PT Freeport Indonesia (PTFI) resmi menyetorkan bagian keuntungan bersih tahun 2025 kepada pemerintah pusat dan daerah senilai Rp4,8 triliun pada April 2026, sehingga akumulasi kontribusi perusahaan kepada negara mencapai Rp75 triliun sebagaimana dilansir dari Detik Finance.
Setoran tersebut mencakup pajak, royalti, serta dividen yang mengalir melalui PT Mineral Industri Indonesia (MIND ID) ke Danantara dan kas negara. Presiden Direktur PTFI, Tony Wenas, merinci bahwa total Rp75 triliun tersebut sudah termasuk dividen untuk Pemerintah Indonesia sebesar Rp16,9 triliun.
Pemerintah daerah menerima total Rp13,48 triliun, yang terdiri dari pembayaran tahun 2025 sebesar Rp10,6 triliun dan tambahan pembagian keuntungan bersih Rp2,88 triliun. Khusus untuk tambahan Rp4,8 triliun, pemerintah pusat mendapat Rp1,92 triliun, Provinsi Papua Tengah Rp720,5 miliar, dan Kabupaten Mimika Rp1,2 triliun.

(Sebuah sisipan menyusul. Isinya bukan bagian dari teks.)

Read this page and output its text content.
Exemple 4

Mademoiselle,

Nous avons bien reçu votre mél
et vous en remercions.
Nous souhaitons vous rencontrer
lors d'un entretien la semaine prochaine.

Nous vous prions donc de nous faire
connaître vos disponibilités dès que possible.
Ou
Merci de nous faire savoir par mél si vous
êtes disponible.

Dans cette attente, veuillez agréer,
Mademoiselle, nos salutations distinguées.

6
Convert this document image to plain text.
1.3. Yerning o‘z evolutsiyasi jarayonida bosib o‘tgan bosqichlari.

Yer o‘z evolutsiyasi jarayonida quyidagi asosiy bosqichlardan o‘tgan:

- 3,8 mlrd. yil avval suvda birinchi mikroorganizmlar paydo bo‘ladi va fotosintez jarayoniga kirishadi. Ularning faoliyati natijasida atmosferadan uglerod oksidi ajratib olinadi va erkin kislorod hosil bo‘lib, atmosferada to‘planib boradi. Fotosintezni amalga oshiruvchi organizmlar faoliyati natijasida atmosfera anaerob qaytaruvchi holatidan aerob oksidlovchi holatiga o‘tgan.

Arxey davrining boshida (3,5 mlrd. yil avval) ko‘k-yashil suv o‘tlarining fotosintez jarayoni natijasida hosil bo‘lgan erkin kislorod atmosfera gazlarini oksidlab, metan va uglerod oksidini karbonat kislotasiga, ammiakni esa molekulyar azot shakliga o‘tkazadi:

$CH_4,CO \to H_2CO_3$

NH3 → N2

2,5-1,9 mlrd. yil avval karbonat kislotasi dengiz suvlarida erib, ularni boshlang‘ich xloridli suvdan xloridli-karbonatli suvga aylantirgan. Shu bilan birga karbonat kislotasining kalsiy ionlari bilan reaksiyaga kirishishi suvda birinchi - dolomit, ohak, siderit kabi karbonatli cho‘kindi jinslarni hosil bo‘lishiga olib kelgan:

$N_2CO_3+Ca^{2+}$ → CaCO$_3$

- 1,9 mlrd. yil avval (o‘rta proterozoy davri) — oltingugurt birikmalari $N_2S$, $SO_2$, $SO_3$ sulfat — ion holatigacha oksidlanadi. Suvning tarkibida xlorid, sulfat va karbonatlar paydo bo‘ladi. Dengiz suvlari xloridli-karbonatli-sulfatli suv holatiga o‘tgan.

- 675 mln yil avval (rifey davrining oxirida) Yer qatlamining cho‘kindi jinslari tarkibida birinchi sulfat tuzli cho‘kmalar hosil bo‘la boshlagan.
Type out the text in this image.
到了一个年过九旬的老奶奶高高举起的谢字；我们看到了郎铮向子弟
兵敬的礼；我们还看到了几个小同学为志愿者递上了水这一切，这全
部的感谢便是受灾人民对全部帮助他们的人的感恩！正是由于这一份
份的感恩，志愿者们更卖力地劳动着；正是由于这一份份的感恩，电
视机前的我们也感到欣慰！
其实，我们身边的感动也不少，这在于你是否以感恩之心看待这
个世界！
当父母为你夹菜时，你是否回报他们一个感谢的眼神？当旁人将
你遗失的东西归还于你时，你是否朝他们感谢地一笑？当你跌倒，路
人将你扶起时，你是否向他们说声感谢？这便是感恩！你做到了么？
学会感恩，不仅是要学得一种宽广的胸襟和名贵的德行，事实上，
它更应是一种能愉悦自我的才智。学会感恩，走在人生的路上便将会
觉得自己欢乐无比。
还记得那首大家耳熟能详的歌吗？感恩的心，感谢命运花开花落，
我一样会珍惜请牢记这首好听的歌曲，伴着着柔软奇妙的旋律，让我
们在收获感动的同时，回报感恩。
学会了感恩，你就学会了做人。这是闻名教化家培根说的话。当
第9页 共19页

"Perusahaan senantiasa mengedepankan transparansi dan akuntabilitas dalam menjalankan kewajibannya kepada negara dan daerah dengan harapan agar dapat dimanfaatkan untuk sebesarbesarnya kepentingan rakyat di daerah masing-masing," ujar Tony Wenas, Presiden Direktur PTFI.
Tujuh kabupaten lain di Papua Tengah, yakni Nabire, Paniai, Puncak, Puncak Jaya, Dogiyai, Deiyai, dan Intan Jaya, juga masing-masing menerima Rp137,2 miliar. Ekonom Institute for Development of Economics and Finance (INDEF), Tauhid Ahmad, menilai nilai kontribusi ini sangat signifikan bagi penerimaan negara.
"(Nilai) 75 triliun itu besar. Termasuk paling besar lah di antara (BUMN) yang lain. Karena kan nilai daripada ekspornya kan juga besar sekali dari hasil tabang mereka," ujar Tauhid Ahmad, Ekonom INDEF.
Tauhid menambahkan bahwa hasil tambang menjadi primadona di tengah krisis energi global dan ketidakpastian pasar minyak dunia. Kondisi tersebut mendorong kenaikan harga komoditas seperti emas dan batu bara yang berpotensi meningkatkan setoran negara di masa depan.
"Nah di tengah situasi ini. Krisis energinya, krisis minyak. Hasil tambang jadi primadona. Jadi kenapa misalnya ketika harga minyak naik. Orang akan mencari alternatif ke batu bara," ungkap Tauhid Ahmad, Ekonom INDEF.
Kenaikan harga pasar global diprediksi akan mendongkrak nilai setoran meskipun tarif royalti tidak mengalami perubahan. Tauhid menekankan bahwa situasi krisis biasanya diikuti dengan penguatan harga emas di pasar internasional.
"Ketika dolar, katakanlah di tengah situasi krisis ini, harga emas ada yang sebagian besar ikut naik," imbuh Tauhid Ahmad, Ekonom INDEF.